GMA committed to ensure maritime security within Ghana’s waters

The Ghana Maritime Authority (GMA) has given assurance that it is committed to ensuring that Ghana’s waters were safe and secured for vessels and others using the maritime domain.

Captain Inusah Abdul-Nasir, the Director of Technical of the Authority, said the GMA was living up to its mandate of monitoring, coordinating, and regulating all activities within Ghana’s maritime sector.

He said this when 33 participants from 13 Gulf of Guinea countries on the Maritime Security and Transnational Organized Crime (MSTOC) visited the Vessel Traffic Management Information System (VTMIS) as part of the course.

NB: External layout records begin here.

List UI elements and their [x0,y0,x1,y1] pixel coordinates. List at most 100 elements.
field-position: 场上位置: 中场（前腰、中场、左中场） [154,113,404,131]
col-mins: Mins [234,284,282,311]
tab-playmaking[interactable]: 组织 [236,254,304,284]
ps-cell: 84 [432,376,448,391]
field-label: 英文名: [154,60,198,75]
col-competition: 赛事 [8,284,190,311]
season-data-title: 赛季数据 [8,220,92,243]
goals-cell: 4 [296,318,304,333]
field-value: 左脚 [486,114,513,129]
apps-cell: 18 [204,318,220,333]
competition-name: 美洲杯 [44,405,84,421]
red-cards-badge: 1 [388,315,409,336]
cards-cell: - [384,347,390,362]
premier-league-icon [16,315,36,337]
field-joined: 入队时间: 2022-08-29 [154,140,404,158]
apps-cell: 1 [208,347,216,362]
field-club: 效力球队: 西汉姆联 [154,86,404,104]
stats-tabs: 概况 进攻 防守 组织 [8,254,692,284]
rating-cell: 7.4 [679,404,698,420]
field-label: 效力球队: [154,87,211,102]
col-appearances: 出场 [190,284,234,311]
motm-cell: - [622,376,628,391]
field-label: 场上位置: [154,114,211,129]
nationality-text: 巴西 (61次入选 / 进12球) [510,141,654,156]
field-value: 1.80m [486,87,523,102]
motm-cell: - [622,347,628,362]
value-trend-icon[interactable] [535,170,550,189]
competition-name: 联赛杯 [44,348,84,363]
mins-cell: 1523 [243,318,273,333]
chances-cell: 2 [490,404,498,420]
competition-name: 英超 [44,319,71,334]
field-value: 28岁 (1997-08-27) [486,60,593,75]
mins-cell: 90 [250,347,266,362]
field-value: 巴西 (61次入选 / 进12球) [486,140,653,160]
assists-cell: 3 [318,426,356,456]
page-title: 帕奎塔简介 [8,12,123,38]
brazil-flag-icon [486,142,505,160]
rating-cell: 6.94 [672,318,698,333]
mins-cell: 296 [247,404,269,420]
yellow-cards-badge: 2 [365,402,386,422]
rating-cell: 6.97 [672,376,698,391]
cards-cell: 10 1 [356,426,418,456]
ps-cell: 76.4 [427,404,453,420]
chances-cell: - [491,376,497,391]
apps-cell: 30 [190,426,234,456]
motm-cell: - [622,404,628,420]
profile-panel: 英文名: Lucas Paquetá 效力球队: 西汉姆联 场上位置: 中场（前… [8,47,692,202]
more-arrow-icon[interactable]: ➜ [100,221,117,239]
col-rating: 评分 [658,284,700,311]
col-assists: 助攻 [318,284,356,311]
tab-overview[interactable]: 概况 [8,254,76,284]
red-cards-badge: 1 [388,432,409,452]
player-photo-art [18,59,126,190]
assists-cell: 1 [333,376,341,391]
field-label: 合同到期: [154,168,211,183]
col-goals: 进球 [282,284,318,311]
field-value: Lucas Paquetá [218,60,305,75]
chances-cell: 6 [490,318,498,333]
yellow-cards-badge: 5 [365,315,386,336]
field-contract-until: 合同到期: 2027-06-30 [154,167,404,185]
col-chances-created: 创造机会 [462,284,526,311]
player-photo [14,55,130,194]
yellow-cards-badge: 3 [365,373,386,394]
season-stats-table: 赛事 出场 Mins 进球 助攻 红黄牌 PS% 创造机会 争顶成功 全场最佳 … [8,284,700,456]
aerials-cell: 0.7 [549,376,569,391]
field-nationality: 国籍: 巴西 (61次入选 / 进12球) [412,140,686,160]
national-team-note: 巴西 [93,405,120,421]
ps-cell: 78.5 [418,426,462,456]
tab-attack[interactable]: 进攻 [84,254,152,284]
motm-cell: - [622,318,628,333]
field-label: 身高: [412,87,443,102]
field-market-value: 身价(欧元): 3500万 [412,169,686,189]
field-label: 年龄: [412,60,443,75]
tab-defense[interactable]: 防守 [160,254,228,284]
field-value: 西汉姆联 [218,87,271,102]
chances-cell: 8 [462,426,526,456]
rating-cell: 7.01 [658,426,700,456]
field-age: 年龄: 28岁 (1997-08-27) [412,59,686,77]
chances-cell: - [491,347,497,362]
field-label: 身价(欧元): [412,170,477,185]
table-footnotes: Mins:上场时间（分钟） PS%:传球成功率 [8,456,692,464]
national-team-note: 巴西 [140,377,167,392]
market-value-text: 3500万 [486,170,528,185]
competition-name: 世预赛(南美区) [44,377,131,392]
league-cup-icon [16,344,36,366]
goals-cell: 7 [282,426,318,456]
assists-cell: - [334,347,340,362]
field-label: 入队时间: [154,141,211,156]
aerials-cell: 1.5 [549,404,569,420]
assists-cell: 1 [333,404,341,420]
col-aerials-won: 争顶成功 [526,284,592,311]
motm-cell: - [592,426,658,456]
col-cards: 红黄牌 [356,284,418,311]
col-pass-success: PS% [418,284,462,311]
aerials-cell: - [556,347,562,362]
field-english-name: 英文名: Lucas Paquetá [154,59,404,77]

The MSTOC was organized by the Kofi Annan International Peacekeeping Training Centre (KAIPTC) with support from the German Government.

He said with the VTMIS which operates a 24-hour service, his outfit was able to discharge its mandate by electronically surveying and monitoring Ghana’s coastline including the Exclusive Economic Zone (EEZ) to ensure the protection of her maritime resources.

He noted that the GMA protected offshore installations, oil terminals, and gas pipelines, as well as prevented illegal, unreported, and unregulated (IUU) fishing, piracy, and the prevention of pollution from ships.

He called for collaboration, coordination, and information sharing among countries, noting that addressing the security issues in the maritime sector went beyond the remit of one state as critical issues such as IUU and piracy transcend more than one country.

Captain Abdul-Nasir, touching on ships’ safety, said the GMA also had the mandate to ensure that chapter 11 of the International Convention for the Safety of Life at Sea (SOLAS) which have special measures to enhance maritime security was attained.

He added that his outfit also supervised and audit the country’s sea ports to ensure compliance with the International Ship and Port Facilities Security Code (ISPS Code) which required that governments must ensure that port facility security assessments were carried out, in addition to the port facility security plans being developed, implemented and reviewed.

He added that certificates of compliance to the ISPS Code must be issued as part of the requirement to the ports periodically after review to ensure the safety of vessels that call at the facility.

Naval Captain Isaac Aratuo, Course Director for MSTOC, at KAIPTC, commended the GMA for continuously hosting participants of the course and providing them with the practical aspect of the training.

Naval Captain Aratuo reiterated the need for state and non-state agencies, as well as countries to collaborate with each other to fight against maritime insecurity and transnational organized crimes.